BP Prudhoe Bay Royalty Trust (BPT) – Distribution Cut – 50%+ Upside

Current Price – $26.44

Expected Price – <$10.00

Upside – 50%+

Expiration Date – April 2019

 

BPT is oil royalty trust established back in 1989. The company has entitlements to 16% of production in BP Alaska Prudhoe Bay field. Currently it is a high yielding stock – see dividend history here.

The thesis here is simple – due to drop in oil prices as well as annual step up in chargeable costs Q1 distributions will be cut from the latest $1/share quarterly to almost zero. I am expecting this to have a negative effect on the share price. The residual value/optionality beyond Q1 does not justify current share price either as chargeable costs will continue to rise annually and WTI needs to be above $55 for BPT to start generating any income in 2020.

When distribution was cut to almost zero back in Q1 2016, BPT traded around $13/share with 3 additional years of runway left.

BPT borrow is non-existent and expensive (100%+). However, in the money June 2019 options have breakeven at around $18-$22/share (depending on exercise price). These options are quite illiquid and bid/ask spreads are wide.

So the bet here is two-fold:

1) WTI prices stay around $50/share (can be hedged by buying oil index funds or oil E&Ps);

2) Market reacts negatively to the Q1 2019 distribution cut.

If either of the two do not work out as expected, the trade fails.

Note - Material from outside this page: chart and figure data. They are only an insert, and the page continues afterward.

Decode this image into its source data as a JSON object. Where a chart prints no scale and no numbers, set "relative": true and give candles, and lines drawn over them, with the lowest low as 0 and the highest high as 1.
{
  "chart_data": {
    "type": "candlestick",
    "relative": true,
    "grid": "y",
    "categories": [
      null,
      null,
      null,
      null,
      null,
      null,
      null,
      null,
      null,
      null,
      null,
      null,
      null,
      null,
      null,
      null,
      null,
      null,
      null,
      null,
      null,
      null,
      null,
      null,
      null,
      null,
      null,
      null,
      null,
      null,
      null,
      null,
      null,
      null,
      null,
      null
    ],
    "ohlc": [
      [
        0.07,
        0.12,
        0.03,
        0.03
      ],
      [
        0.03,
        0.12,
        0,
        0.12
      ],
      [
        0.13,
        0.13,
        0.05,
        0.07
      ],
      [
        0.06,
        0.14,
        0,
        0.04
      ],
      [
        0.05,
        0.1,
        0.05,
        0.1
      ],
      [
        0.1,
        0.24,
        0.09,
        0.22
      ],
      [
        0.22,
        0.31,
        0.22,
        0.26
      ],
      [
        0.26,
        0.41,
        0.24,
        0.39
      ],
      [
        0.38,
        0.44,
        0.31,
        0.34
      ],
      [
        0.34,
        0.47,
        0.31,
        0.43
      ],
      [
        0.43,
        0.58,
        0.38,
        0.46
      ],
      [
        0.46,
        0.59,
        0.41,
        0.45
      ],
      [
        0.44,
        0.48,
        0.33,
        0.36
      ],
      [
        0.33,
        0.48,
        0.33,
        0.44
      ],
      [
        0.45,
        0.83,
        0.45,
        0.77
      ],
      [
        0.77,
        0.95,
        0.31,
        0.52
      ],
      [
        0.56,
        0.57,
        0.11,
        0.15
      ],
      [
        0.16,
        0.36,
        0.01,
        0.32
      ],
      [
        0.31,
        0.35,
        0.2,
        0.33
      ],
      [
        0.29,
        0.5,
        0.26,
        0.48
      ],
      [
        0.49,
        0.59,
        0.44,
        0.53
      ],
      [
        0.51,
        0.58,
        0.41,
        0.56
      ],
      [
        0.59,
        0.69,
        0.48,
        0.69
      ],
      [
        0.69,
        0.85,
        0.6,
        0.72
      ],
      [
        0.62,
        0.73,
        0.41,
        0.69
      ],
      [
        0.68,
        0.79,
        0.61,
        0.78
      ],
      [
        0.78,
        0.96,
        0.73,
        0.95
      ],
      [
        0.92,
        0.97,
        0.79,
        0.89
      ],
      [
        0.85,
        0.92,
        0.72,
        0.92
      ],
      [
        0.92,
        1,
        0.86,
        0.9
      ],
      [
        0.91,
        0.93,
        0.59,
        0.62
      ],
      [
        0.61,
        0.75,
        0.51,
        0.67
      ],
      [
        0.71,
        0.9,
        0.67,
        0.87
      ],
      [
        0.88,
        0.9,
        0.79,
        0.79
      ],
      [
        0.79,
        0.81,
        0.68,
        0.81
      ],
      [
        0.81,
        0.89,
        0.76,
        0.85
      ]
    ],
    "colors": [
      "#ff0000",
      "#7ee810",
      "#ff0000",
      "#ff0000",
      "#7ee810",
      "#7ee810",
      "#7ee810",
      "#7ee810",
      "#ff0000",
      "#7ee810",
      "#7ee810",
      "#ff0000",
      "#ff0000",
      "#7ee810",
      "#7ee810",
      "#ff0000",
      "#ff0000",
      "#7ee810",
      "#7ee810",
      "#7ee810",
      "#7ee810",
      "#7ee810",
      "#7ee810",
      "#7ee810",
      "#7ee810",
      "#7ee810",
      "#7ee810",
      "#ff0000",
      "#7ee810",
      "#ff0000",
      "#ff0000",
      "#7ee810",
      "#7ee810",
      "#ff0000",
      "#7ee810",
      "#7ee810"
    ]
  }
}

Worth noting that this is not an undiscovered situation – it has been covered on a number of SA articles as well as other sites over the last half a year. Reading through the comments on these articles gives a bit of a hint why BPT is so mispriced – high yield seeking clueless retail investor base + short squeeze. Judging by high borrow fees, this is quite a crowded short.

 

Royalty structure

Historical royalty calculations can bee seen from the table below. Average per barrel royalty is calculated by deducting inflation adjusted chargeable costs and production taxes from the average quarterly WTI price. Then this is multiplied by the 16.4246% of quarterly oil production with 90m b/d cap.

BPT

Important factor is the step up in chargeable costs every year going forward.

BPT2

Assuming WTI prices stay at the current levels ($52) and production is flat at 78.7m b/d, distribution for Q1 2019 should be only $0.2/share vs $1/share in the latest quarter.

The table below depicts quarterly distributions at various WTI price levels for the upcoming years. I have assumed flat production (although it has been on the downward trend in recent years), 2.8% annual inflation, 3.5% production taxes and $1.2m in annual trust expenses.

BPT dividends 3

 

As can be seen, WTI prices need to increase sharply every year for BPT to continue with at least small distributions. Even assuming that WTI reverts promptly to $75 after Q1 and stays at this level, cumulative undiscounted dividends sum up to only $11.5/share.

18 Comments

18 thoughts on “BP Prudhoe Bay Royalty Trust (BPT) – Distribution Cut – 50%+ Upside”

  1. Double checked the calculation and agree there is very low value in the stock (~3x less compared to the spot). The one anticipating oil shoot out can hedge this stock through buying OTM call on WTI. It won’t cost much at $75.
    It will be interesting to see the price reaction at low dividends. Will the market remain insane?)

    Reply
  2. John Maynard Keynes: The market can remain irrational longer than you can remain solvent.
    Michael

    Reply
    • Definitely a risk here, but if you have short position through options, at least there is no need to worry about solvency.

      Reply
    • That’s dividend for the last quarter and was known already for couple of weeks. Q1 dividend will be much lower it current oil prices prevail.

      Reply
  3. How hard is it to enter into this trade? What’s the float at right now?

    Reply
  4. BPT is definitely massively overpriced vs. the future distributions it will pay. But how far will it trade down once the distribution cut is announced? In April 2016, dist dropped from $1.20 to $0.07. The stock dropped 10% on the announcement, but quickly bounced back higher. I don’t know what idiots own this, but maybe cutting the distribution won’t be enough for them to sell.

    Reply
    • This was after market close so we will see the market price reaction on monday I guess..

      Reply
  5. Stock is materially lower from time this idea was posted. Closed today @ $9.35. Anyone get put options on this?

    Reply
    • This is a clear zero next year or in 2021 (unless oil prices rebound strongly). But the problem is that borrow is not available / expensive and put options are expensive with short term maturities. So you never know if stock will drop enough in particular time period to compensate for these costs.

      Reply
  6. What about buying a put spread for March, 2020 or writing uncovered calls for the same date?

    Reply
    • Options are illiquid and payoff from put spreads is too small.

      Eg. 15.0 / 7.5 spread costs $6 with max payoff of $7.5, which is only 25% upside. Also you have no guarantee that the stock will trade below $7.5 at expiration – even-though its a terminal zero, it can still pop up (like yesterday’s +13%)

      OTM calls are also too cheap considering volatility of the stock.